► von Kai Ehlers
Das Thema ist gut für einen Streit. Und nicht nur für einen. Zunächst geht es darum, zu klären, wovon die Rede sein soll:
- Vom geographischen Europa – bis zum Ural [2], wie die traditionelle Einteilung unserer Schulbücher reicht?
- Vom Kulturraum Europa, der an der russischen Grenze endet – oder reicht er doch bis Wladiwostok [3]?
- Von der Europäischen Union? Ist dann von der Eurozone zu reden? Oder von Brüssel?
- Oder von 28 Nationen [4], die darum ringen unter wachsender deutscher Dominanz ihre Eigenständigkeit zu wahren?
- Und sind die „europäische Friedensordnung“ der Schlüssel zur eurasischen und die eurasische der Schlüssel zur globalen Friedensordnung?
- Und braucht es dafür Tribunen, Demagogen, zeitweilige Diktatoren?
- Bringt der Prozess sie hervor oder behindern sie diesen Prozess?

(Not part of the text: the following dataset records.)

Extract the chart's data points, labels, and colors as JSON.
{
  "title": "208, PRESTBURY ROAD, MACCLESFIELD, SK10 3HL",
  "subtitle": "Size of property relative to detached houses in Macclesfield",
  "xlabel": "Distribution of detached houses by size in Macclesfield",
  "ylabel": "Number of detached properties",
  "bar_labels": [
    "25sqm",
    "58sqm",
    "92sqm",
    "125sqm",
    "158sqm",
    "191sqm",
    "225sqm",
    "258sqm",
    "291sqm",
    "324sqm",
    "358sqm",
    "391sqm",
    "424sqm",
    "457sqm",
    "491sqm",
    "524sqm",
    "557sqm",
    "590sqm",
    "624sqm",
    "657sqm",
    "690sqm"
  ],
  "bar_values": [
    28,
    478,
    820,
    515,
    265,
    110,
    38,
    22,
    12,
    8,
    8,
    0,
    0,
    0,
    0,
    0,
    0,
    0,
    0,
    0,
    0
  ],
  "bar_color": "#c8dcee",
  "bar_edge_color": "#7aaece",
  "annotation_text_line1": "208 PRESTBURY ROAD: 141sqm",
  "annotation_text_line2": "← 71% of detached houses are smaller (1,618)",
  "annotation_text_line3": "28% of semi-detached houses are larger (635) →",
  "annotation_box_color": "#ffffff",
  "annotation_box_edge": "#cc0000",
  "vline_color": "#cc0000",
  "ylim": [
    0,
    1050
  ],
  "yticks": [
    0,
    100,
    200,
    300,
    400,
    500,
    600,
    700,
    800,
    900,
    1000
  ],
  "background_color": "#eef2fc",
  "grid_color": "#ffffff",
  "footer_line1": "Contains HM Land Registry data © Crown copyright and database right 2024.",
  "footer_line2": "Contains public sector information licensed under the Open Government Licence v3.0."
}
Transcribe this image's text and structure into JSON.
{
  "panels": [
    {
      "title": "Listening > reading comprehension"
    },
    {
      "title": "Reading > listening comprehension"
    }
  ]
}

Aktuell, konkret, nach anderthalb Jahren des Bürgerkrieges in der Ukraine, macht Europa, genauer, macht die Europäische Union so etwas wie eine dritte Wachstumskrise durch, sozusagen ihre Midlifecrisis – nach den tollen Jugendjahren, die bis zur deutsch-deutschen Vereinigung reichten. Ihr folgte auf dem Fuße die erste Erweiterungsphase der Union bis 2007/8, in der sich alte und neue EU nivellieren und standardisieren mussten. Diese Phase zeichnete die deutsch-deutsche Vereinigung gleichsam als europäisch-europäische nach – mit gravierenden Unterschieden, versteht sich, insofern Ost-Europa von West-Europa nicht nur durch die Sowjetisierung unterschieden ist, sondern auch durch ganz eigene politische Realitäten und kulturell bedingte Mentalitäten.